Uncertainty is endemic in geospatial data due to the imperfect means of recording, processing, and representing spatial information. Propagating geospatial model inputs inherent uncertainty to uncertainty in model predictions is a critical requirement in each model's impact assessment and risk-conscious policy decision-making. It is still extremely difficult, however, to perform in practice uncertainty analysis of model outputs, particularly in complex spatially distributed environmental models, partially due to computational constraints.
In the field of groundwater hydrology, the "stochastic revolution" has produced an enormous number of theoretical publications and greatly influenced our perspective on uncertainty and heterogeneity; it has had relatively little impact, however, on practical modeling. Monte Carlo simulation using simple random (SR) sampling from a multivariate distribution is one of the most widely used family of methods for uncertainty propagation in hydrogeological flow and transport model predictions, the other being analytical propagation.
Real-life hydrogeological problems however, consist of complex and non-linear three dimensional groundwater models with millions of nodes and irregular boundary conditions. The number of Monte-Carlo runs required in these cases, depends on the number of uncertain parameters and on the relative accuracy required for the distribution of model predictions. In the context of sensitivity studies, inverse modelling or Monte-Carlo analyses, the ensuing computational burden is usually overwhelming and computationally impractical. These tough computational constrains have to be relaxed and removed before meaningful stochastic groundwater modeling applications are possible.
A computationally efficient alternative to classical Monte Carlo simulation based on SR sampling is Latin hypercube (LH) sampling, a form of stratified random sampling. The latter yields a more representative distribution of model outputs (in terms of smaller sampling variability of their statistics) for the same number of input simulated realizations. The ability to generate unbiased LH realizations becomes critical in a spatial context, where random variables are geo-referenced and exhibit spatial correlation, to ensure unbiased outputs of complex models.
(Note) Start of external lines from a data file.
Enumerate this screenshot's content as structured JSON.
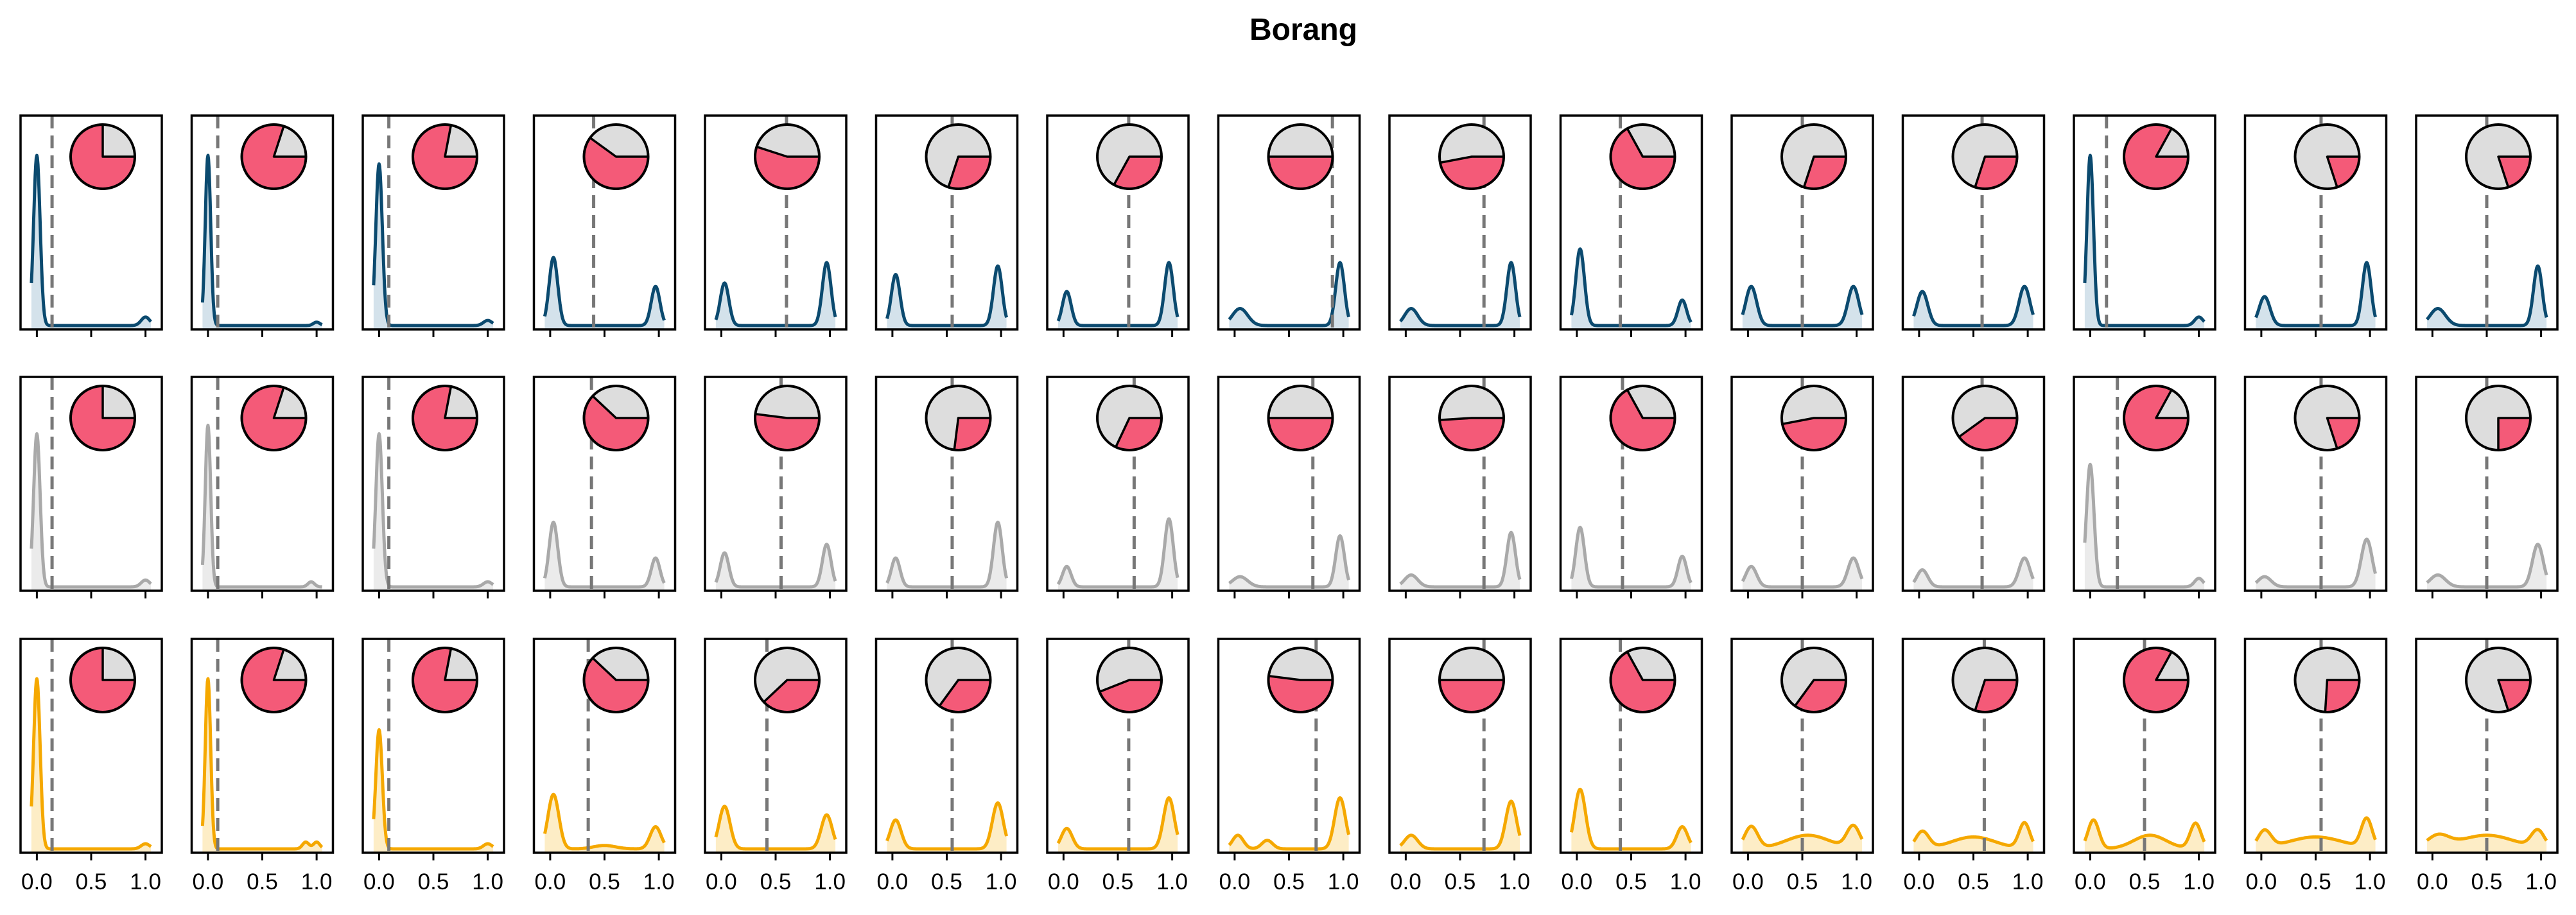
{
  "chart_data": {
    "type": "density-grid",
    "title": "Borang",
    "x_tick_labels": [
      "0.0",
      "0.5",
      "1.0"
    ],
    "xlim": [
      -0.15,
      1.15
    ],
    "pie_colors": {
      "filled": "#f45a78",
      "empty": "#dddddd"
    },
    "rows": [
      {
        "name": "",
        "color": "#0b4a6f",
        "fill": "#c9dbe6"
      },
      {
        "name": "",
        "color": "#a9a9a9",
        "fill": "#e6e6e6"
      },
      {
        "name": "",
        "color": "#f5a800",
        "fill": "#fde8b8"
      }
    ],
    "columns": [
      {
        "peaks": [
          [
            0.0,
            0.03,
            1.0
          ]
        ],
        "rows": [
          {
            "fraction": 0.75,
            "threshold": 0.14,
            "shape": [
              [
                0.0,
                1.0,
                0.03
              ],
              [
                1.0,
                0.05,
                0.04
              ]
            ]
          },
          {
            "fraction": 0.75,
            "threshold": 0.14,
            "shape": [
              [
                0.0,
                0.9,
                0.03
              ],
              [
                1.0,
                0.04,
                0.04
              ]
            ]
          },
          {
            "fraction": 0.75,
            "threshold": 0.14,
            "shape": [
              [
                0.0,
                1.0,
                0.03
              ],
              [
                1.0,
                0.03,
                0.04
              ]
            ]
          }
        ]
      },
      {
        "rows": [
          {
            "fraction": 0.8,
            "threshold": 0.09,
            "shape": [
              [
                0.0,
                1.0,
                0.025
              ],
              [
                1.0,
                0.02,
                0.03
              ]
            ]
          },
          {
            "fraction": 0.8,
            "threshold": 0.09,
            "shape": [
              [
                0.0,
                0.95,
                0.025
              ],
              [
                0.95,
                0.03,
                0.03
              ]
            ]
          },
          {
            "fraction": 0.8,
            "threshold": 0.09,
            "shape": [
              [
                0.0,
                1.0,
                0.025
              ],
              [
                0.9,
                0.04,
                0.03
              ],
              [
                1.0,
                0.04,
                0.03
              ]
            ]
          }
        ]
      },
      {
        "rows": [
          {
            "fraction": 0.78,
            "threshold": 0.09,
            "shape": [
              [
                0.0,
                0.95,
                0.03
              ],
              [
                1.0,
                0.03,
                0.04
              ]
            ]
          },
          {
            "fraction": 0.78,
            "threshold": 0.09,
            "shape": [
              [
                0.0,
                0.9,
                0.03
              ],
              [
                1.0,
                0.03,
                0.04
              ]
            ]
          },
          {
            "fraction": 0.78,
            "threshold": 0.09,
            "shape": [
              [
                0.0,
                0.7,
                0.03
              ],
              [
                1.0,
                0.03,
                0.04
              ]
            ]
          }
        ]
      },
      {
        "rows": [
          {
            "fraction": 0.6,
            "threshold": 0.4,
            "shape": [
              [
                0.03,
                0.4,
                0.04
              ],
              [
                0.97,
                0.23,
                0.04
              ]
            ]
          },
          {
            "fraction": 0.62,
            "threshold": 0.38,
            "shape": [
              [
                0.03,
                0.38,
                0.04
              ],
              [
                0.97,
                0.17,
                0.04
              ]
            ]
          },
          {
            "fraction": 0.62,
            "threshold": 0.35,
            "shape": [
              [
                0.03,
                0.32,
                0.05
              ],
              [
                0.5,
                0.02,
                0.1
              ],
              [
                0.97,
                0.13,
                0.05
              ]
            ]
          }
        ]
      },
      {
        "rows": [
          {
            "fraction": 0.55,
            "threshold": 0.6,
            "shape": [
              [
                0.03,
                0.25,
                0.04
              ],
              [
                0.97,
                0.37,
                0.04
              ]
            ]
          },
          {
            "fraction": 0.52,
            "threshold": 0.55,
            "shape": [
              [
                0.03,
                0.2,
                0.04
              ],
              [
                0.97,
                0.25,
                0.04
              ]
            ]
          },
          {
            "fraction": 0.38,
            "threshold": 0.42,
            "shape": [
              [
                0.03,
                0.25,
                0.05
              ],
              [
                0.97,
                0.2,
                0.05
              ]
            ]
          }
        ]
      },
      {
        "rows": [
          {
            "fraction": 0.3,
            "threshold": 0.55,
            "shape": [
              [
                0.03,
                0.3,
                0.04
              ],
              [
                0.97,
                0.35,
                0.04
              ]
            ]
          },
          {
            "fraction": 0.27,
            "threshold": 0.55,
            "shape": [
              [
                0.03,
                0.17,
                0.04
              ],
              [
                0.97,
                0.38,
                0.04
              ]
            ]
          },
          {
            "fraction": 0.35,
            "threshold": 0.55,
            "shape": [
              [
                0.03,
                0.17,
                0.05
              ],
              [
                0.97,
                0.27,
                0.05
              ]
            ]
          }
        ]
      },
      {
        "rows": [
          {
            "fraction": 0.33,
            "threshold": 0.6,
            "shape": [
              [
                0.03,
                0.2,
                0.04
              ],
              [
                0.97,
                0.37,
                0.04
              ]
            ]
          },
          {
            "fraction": 0.32,
            "threshold": 0.65,
            "shape": [
              [
                0.03,
                0.12,
                0.04
              ],
              [
                0.97,
                0.4,
                0.04
              ]
            ]
          },
          {
            "fraction": 0.44,
            "threshold": 0.6,
            "shape": [
              [
                0.03,
                0.12,
                0.05
              ],
              [
                0.97,
                0.3,
                0.05
              ]
            ]
          }
        ]
      },
      {
        "rows": [
          {
            "fraction": 0.5,
            "threshold": 0.9,
            "shape": [
              [
                0.05,
                0.1,
                0.07
              ],
              [
                0.97,
                0.37,
                0.04
              ]
            ]
          },
          {
            "fraction": 0.5,
            "threshold": 0.72,
            "shape": [
              [
                0.05,
                0.06,
                0.07
              ],
              [
                0.97,
                0.3,
                0.04
              ]
            ]
          },
          {
            "fraction": 0.52,
            "threshold": 0.75,
            "shape": [
              [
                0.03,
                0.08,
                0.05
              ],
              [
                0.3,
                0.05,
                0.05
              ],
              [
                0.97,
                0.3,
                0.05
              ]
            ]
          }
        ]
      },
      {
        "rows": [
          {
            "fraction": 0.47,
            "threshold": 0.72,
            "shape": [
              [
                0.05,
                0.1,
                0.06
              ],
              [
                0.97,
                0.37,
                0.04
              ]
            ]
          },
          {
            "fraction": 0.49,
            "threshold": 0.72,
            "shape": [
              [
                0.05,
                0.07,
                0.06
              ],
              [
                0.97,
                0.32,
                0.04
              ]
            ]
          },
          {
            "fraction": 0.5,
            "threshold": 0.72,
            "shape": [
              [
                0.05,
                0.08,
                0.06
              ],
              [
                0.97,
                0.28,
                0.05
              ]
            ]
          }
        ]
      },
      {
        "rows": [
          {
            "fraction": 0.67,
            "threshold": 0.4,
            "shape": [
              [
                0.03,
                0.45,
                0.04
              ],
              [
                0.97,
                0.15,
                0.04
              ]
            ]
          },
          {
            "fraction": 0.67,
            "threshold": 0.42,
            "shape": [
              [
                0.03,
                0.35,
                0.04
              ],
              [
                0.97,
                0.18,
                0.04
              ]
            ]
          },
          {
            "fraction": 0.67,
            "threshold": 0.4,
            "shape": [
              [
                0.03,
                0.35,
                0.05
              ],
              [
                0.97,
                0.13,
                0.05
              ]
            ]
          }
        ]
      },
      {
        "rows": [
          {
            "fraction": 0.3,
            "threshold": 0.5,
            "shape": [
              [
                0.03,
                0.23,
                0.05
              ],
              [
                0.97,
                0.23,
                0.05
              ]
            ]
          },
          {
            "fraction": 0.47,
            "threshold": 0.5,
            "shape": [
              [
                0.03,
                0.12,
                0.05
              ],
              [
                0.97,
                0.17,
                0.05
              ]
            ]
          },
          {
            "fraction": 0.35,
            "threshold": 0.5,
            "shape": [
              [
                0.03,
                0.13,
                0.06
              ],
              [
                0.55,
                0.08,
                0.2
              ],
              [
                0.97,
                0.13,
                0.06
              ]
            ]
          }
        ]
      },
      {
        "rows": [
          {
            "fraction": 0.3,
            "threshold": 0.58,
            "shape": [
              [
                0.03,
                0.2,
                0.05
              ],
              [
                0.97,
                0.23,
                0.05
              ]
            ]
          },
          {
            "fraction": 0.4,
            "threshold": 0.58,
            "shape": [
              [
                0.03,
                0.1,
                0.05
              ],
              [
                0.97,
                0.17,
                0.05
              ]
            ]
          },
          {
            "fraction": 0.3,
            "threshold": 0.6,
            "shape": [
              [
                0.03,
                0.1,
                0.06
              ],
              [
                0.5,
                0.07,
                0.2
              ],
              [
                0.97,
                0.15,
                0.05
              ]
            ]
          }
        ]
      },
      {
        "rows": [
          {
            "fraction": 0.83,
            "threshold": 0.15,
            "shape": [
              [
                0.0,
                1.0,
                0.03
              ],
              [
                1.0,
                0.05,
                0.04
              ]
            ]
          },
          {
            "fraction": 0.83,
            "threshold": 0.25,
            "shape": [
              [
                0.0,
                0.72,
                0.035
              ],
              [
                1.0,
                0.05,
                0.04
              ]
            ]
          },
          {
            "fraction": 0.83,
            "threshold": 0.5,
            "shape": [
              [
                0.03,
                0.17,
                0.05
              ],
              [
                0.55,
                0.08,
                0.15
              ],
              [
                0.97,
                0.15,
                0.05
              ]
            ]
          }
        ]
      },
      {
        "rows": [
          {
            "fraction": 0.2,
            "threshold": 0.55,
            "shape": [
              [
                0.03,
                0.17,
                0.05
              ],
              [
                0.97,
                0.37,
                0.04
              ]
            ]
          },
          {
            "fraction": 0.2,
            "threshold": 0.55,
            "shape": [
              [
                0.03,
                0.06,
                0.06
              ],
              [
                0.97,
                0.28,
                0.05
              ]
            ]
          },
          {
            "fraction": 0.26,
            "threshold": 0.55,
            "shape": [
              [
                0.03,
                0.1,
                0.06
              ],
              [
                0.5,
                0.07,
                0.25
              ],
              [
                0.97,
                0.17,
                0.05
              ]
            ]
          }
        ]
      },
      {
        "rows": [
          {
            "fraction": 0.2,
            "threshold": 0.5,
            "shape": [
              [
                0.05,
                0.1,
                0.07
              ],
              [
                0.97,
                0.35,
                0.04
              ]
            ]
          },
          {
            "fraction": 0.25,
            "threshold": 0.5,
            "shape": [
              [
                0.05,
                0.07,
                0.07
              ],
              [
                0.97,
                0.25,
                0.05
              ]
            ]
          },
          {
            "fraction": 0.2,
            "threshold": 0.5,
            "shape": [
              [
                0.05,
                0.07,
                0.1
              ],
              [
                0.5,
                0.08,
                0.25
              ],
              [
                0.97,
                0.1,
                0.06
              ]
            ]
          }
        ]
      }
    ]
  }
}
On this regard, this dissertation offers a detailed analysis of LH sampling and compares it with SR sampling in a hydrogeological context. Additionally, two alternative stratified sampling methods, here named stratified likelihood (SL) sampling and minimum energy (ME) sampling, are examined (proposed in a spatial context) and their efficiency is further compared to SR and LH in a hydrogeological context; also accounting for the uncertainty related to the particular model at hand via a two step sampling method. All three stratified sampling methods (accounting for model sensitivity in the second case study) were found in this work to be more efficient than simple random sampling.
Additionally, this thesis proposes a novel method for the expansion of the application domain of LH sampling to very large regular grids which is the common case in environmental (hydrogeological or not) models. More specifically, a novel combination of Stein's Latin Hypercube sampling with a Monte Carlo simulation method applicable over high discretization domains is proposed, and its performance is further validated in 2D and 3D hydrogeological problems of flow and transport in a mid-heterogeneous porous media, both consisting of about $1$ million nodes. Last, an additional novel extension of the proposed LH sampling on large grids is adopted for conditional high discretized problems. In this case too, the performance of the proposed approach is evaluated in a 3D hydrogeological model of flow and transport. Results indicate that both extensions (conditional and not) of LH sampling on large grids facilitate efficient uncertainty propagation with fewer model runs due to more representative model inputs.
Overall, it could be argued that all the proposed methodological approaches could reduce the time and computer resources required to perform uncertainty analysis in hydrogeological flow and transport problems. Additionally, since it is the first time that stratified sampling is performed over high discretization domains, it could be argued that the proposed extensions of LH sampling on large grids could be considered a milestone for future uncertainty analysis efforts. Moreover, all the proposed stratified methods could contribute to a wider application of uncertainty analysis endeavors in a Monte Carlo framework for any spatially distributed impact assessment study.